Senior Ethan Cloutier has spent the past three and a half years sorting books and keeping the Stacks’ micro-universe in sync.
But like most student workers at Richter Library, his hard work goes underappreciated in the pin-drop silence of over-caffeinated students studying and writing papers.
Cloutier is a student supervisor for the 16 student workers in the Stacks who maintain the more than 3 million books at Richter.
Most students will scope the Stacks during their time at UM – either for a quiet study nook or specific literary journal – but Cloutier explains that Stacks student workers are not always treated cordially.
“I’ve been shushed and yelled at for being too loud,” he said. “I’m just putting books away, listening to my iPod, doing my job. It gets worse around finals.”
Still, the Stacks workers don’t get discouraged, with most students holding their jobs until they graduate.
The workers are paid almost $9 an hour.
“It’s convenient,” Cloutier said. “You can keep to yourself, build your own schedule, work between classes and listen to music – with headphones on of course.”
None of the workers at the Stacks are English majors.
The only thing they share in common: they all sport headphones.
“I didn’t know what libraries were. I knew about books though,” Cloutier joked. “I never particularly wanted to work in a library. My mom told me that I needed to be working here during one of the tours you go on in high school, and I filled out an application and started working in the fall.”
Junior Zoe Brown has worked in the Stacks for the past three years.
She agrees that her colleagues do not all fit the gawky, awkward student librarian stereotype.
“There are people like Ethan who are hilarious, non-stop making jokes and then others who are more anti-social,” Brown said. “Whether you prefer to be by yourself or with others, you can make it work here.”
Almost as diverse as the students are the different scenarios that they have come across during their shifts.

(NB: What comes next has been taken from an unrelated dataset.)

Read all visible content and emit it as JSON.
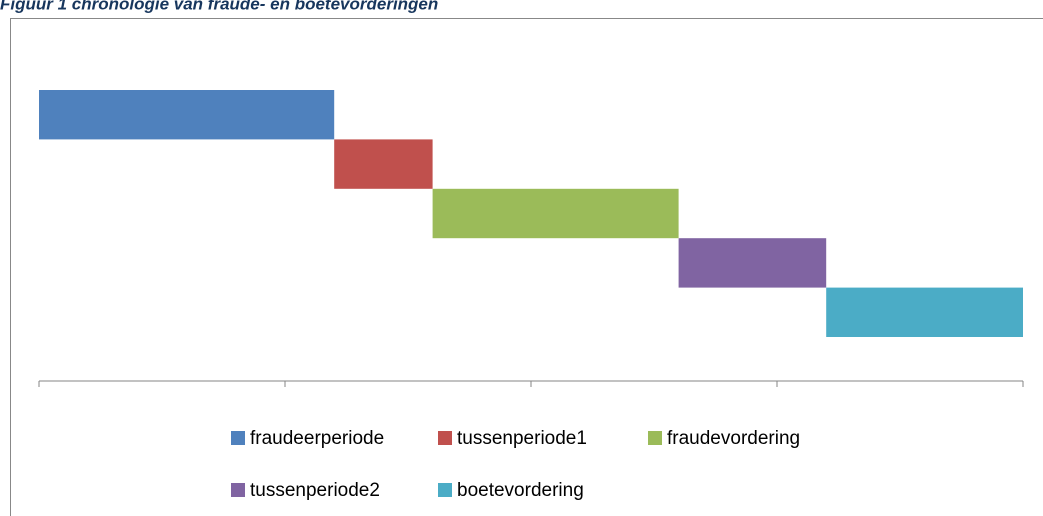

“I remember there was this one girl who moved in during finals,” Brown said. “She had a pillow, sleeping bag, cereal, all in a cubicle on the fourth floor.”

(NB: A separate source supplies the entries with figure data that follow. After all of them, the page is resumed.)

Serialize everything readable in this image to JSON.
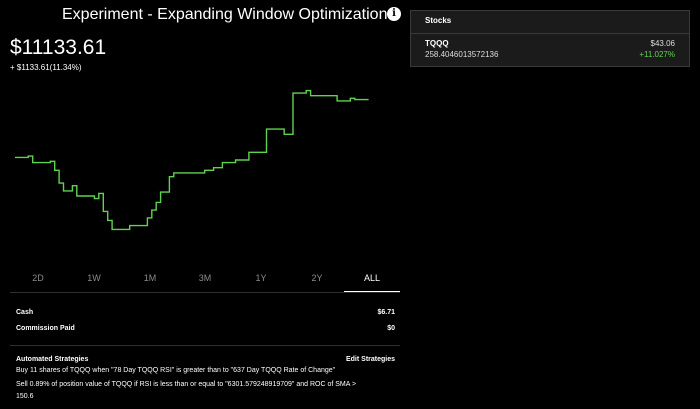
{
  "header": {
    "title": "Experiment - Expanding Window Optimization",
    "info_icon": "info-icon"
  },
  "portfolio": {
    "value": "$11133.61",
    "change": "+ $1133.61(11.34%)"
  },
  "chart_data": {
    "type": "line",
    "title": "",
    "xlabel": "",
    "ylabel": "",
    "series": [
      {
        "color": "#5fd34f",
        "x": [
          0,
          1,
          2,
          3,
          4,
          5,
          6,
          7,
          8,
          9,
          10,
          11,
          12,
          13,
          14,
          15,
          16,
          17,
          18,
          19,
          20,
          21,
          22,
          23,
          24,
          25,
          26,
          27,
          28,
          29,
          30,
          31,
          32,
          33,
          34,
          35,
          36,
          37,
          38,
          39,
          40,
          41,
          42,
          43,
          44,
          45,
          46,
          47,
          48,
          49,
          50,
          51,
          52,
          53,
          54,
          55,
          56,
          57,
          58,
          59,
          60,
          61,
          62,
          63,
          64,
          65,
          66,
          67,
          68,
          69,
          70,
          71,
          72,
          73,
          74,
          75,
          76,
          77,
          78,
          79,
          80
        ],
        "values": [
          10680,
          10680,
          10680,
          10690,
          10640,
          10640,
          10640,
          10640,
          10650,
          10580,
          10480,
          10420,
          10420,
          10460,
          10380,
          10380,
          10380,
          10380,
          10360,
          10400,
          10260,
          10190,
          10120,
          10120,
          10120,
          10120,
          10150,
          10150,
          10150,
          10150,
          10210,
          10270,
          10330,
          10410,
          10410,
          10530,
          10560,
          10560,
          10560,
          10560,
          10560,
          10560,
          10560,
          10580,
          10580,
          10600,
          10600,
          10640,
          10640,
          10640,
          10660,
          10660,
          10660,
          10720,
          10720,
          10720,
          10720,
          10900,
          10900,
          10900,
          10900,
          10860,
          10860,
          11180,
          11180,
          11180,
          11200,
          11160,
          11160,
          11160,
          11160,
          11160,
          11160,
          11120,
          11120,
          11120,
          11140,
          11130,
          11130,
          11130,
          11133.61
        ]
      }
    ]
  },
  "range_tabs": [
    "2D",
    "1W",
    "1M",
    "3M",
    "1Y",
    "2Y",
    "ALL"
  ],
  "active_tab": "ALL",
  "account": {
    "cash_label": "Cash",
    "cash_value": "$6.71",
    "commission_label": "Commission Paid",
    "commission_value": "$0"
  },
  "strategies": {
    "title": "Automated Strategies",
    "edit_label": "Edit Strategies",
    "lines": [
      "Buy 11 shares of TQQQ when \"78 Day TQQQ RSI\" is greater than to \"637 Day TQQQ Rate of Change\"",
      "Sell 0.89% of position value of TQQQ if RSI is less than or equal to \"6301.579248919709\" and ROC of SMA >",
      "150.6"
    ]
  },
  "stocks": {
    "title": "Stocks",
    "items": [
      {
        "symbol": "TQQQ",
        "quantity": "258.4046013572136",
        "price": "$43.06",
        "change": "+11.027%",
        "change_color": "#5fd34f"
      }
    ]
  }
}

Cloutier said he has heard about some more provocative happenings.
“I haven’t seen it, but I know someone who actually saw two people having sex in the Stacks,” he said. “I know that rumor goes around, but I’m technically only once removed from it.”
Some workers also describe experiencing an eerie feeling, thinking that they are being watched when they are shelving books.

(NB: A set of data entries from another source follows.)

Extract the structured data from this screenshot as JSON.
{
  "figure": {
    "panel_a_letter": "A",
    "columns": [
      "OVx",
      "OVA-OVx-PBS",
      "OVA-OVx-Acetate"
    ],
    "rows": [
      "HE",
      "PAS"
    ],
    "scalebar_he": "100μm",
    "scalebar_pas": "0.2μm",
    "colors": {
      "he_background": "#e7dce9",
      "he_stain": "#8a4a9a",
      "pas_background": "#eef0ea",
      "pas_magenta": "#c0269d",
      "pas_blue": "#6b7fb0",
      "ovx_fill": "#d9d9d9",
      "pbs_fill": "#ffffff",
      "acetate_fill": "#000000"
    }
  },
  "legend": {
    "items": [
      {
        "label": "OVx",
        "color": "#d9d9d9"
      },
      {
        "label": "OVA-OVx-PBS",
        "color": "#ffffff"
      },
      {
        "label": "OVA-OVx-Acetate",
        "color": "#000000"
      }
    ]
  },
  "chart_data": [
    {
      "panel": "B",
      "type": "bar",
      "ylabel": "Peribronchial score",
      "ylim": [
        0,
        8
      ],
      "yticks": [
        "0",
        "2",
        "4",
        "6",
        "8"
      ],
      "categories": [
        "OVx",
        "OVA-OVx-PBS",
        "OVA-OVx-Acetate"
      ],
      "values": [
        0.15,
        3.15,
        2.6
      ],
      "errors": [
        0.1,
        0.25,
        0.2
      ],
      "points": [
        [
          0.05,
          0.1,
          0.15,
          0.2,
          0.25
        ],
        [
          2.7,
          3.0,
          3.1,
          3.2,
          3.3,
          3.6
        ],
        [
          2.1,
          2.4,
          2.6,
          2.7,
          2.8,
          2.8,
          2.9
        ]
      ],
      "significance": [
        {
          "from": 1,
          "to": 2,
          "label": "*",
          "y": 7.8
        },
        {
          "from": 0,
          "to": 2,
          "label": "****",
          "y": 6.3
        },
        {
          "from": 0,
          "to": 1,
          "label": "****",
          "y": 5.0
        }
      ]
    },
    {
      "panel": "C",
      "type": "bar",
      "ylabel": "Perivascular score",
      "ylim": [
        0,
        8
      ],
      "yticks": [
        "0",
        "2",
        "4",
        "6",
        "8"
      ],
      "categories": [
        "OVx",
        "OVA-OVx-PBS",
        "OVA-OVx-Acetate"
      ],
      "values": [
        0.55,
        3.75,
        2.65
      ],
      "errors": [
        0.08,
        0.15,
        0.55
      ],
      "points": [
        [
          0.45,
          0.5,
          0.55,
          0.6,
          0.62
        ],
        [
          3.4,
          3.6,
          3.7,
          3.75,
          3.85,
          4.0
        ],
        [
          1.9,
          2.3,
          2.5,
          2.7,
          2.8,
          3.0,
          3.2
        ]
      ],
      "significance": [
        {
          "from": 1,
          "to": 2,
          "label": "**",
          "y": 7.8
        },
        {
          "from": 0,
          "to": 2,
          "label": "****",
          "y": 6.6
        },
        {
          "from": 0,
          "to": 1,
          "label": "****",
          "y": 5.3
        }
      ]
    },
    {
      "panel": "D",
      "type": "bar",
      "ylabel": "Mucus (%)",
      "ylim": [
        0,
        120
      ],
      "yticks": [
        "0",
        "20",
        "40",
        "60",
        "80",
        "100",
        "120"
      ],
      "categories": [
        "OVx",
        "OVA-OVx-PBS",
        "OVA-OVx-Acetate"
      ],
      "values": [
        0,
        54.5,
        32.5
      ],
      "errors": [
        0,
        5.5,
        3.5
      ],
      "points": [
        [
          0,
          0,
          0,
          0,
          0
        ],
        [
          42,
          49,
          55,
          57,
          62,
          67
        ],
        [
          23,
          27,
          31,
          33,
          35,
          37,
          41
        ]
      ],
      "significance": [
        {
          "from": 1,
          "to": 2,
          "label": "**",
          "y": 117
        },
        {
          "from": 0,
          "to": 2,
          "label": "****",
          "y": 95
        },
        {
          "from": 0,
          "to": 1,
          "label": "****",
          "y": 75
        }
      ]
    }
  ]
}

Senior Cody Pace has worked in the Stacks for three years and has caught himself looking over his shoulder, second-guessing unexplained sounds he sometimes hears.
“I definitely have felt something,” Pace said. “You’re by yourself, it’s really quiet, and sometimes I think I hear someone walking or see something run past an aisle, but no one’s there. Maybe I’ve been looking at books for too long.”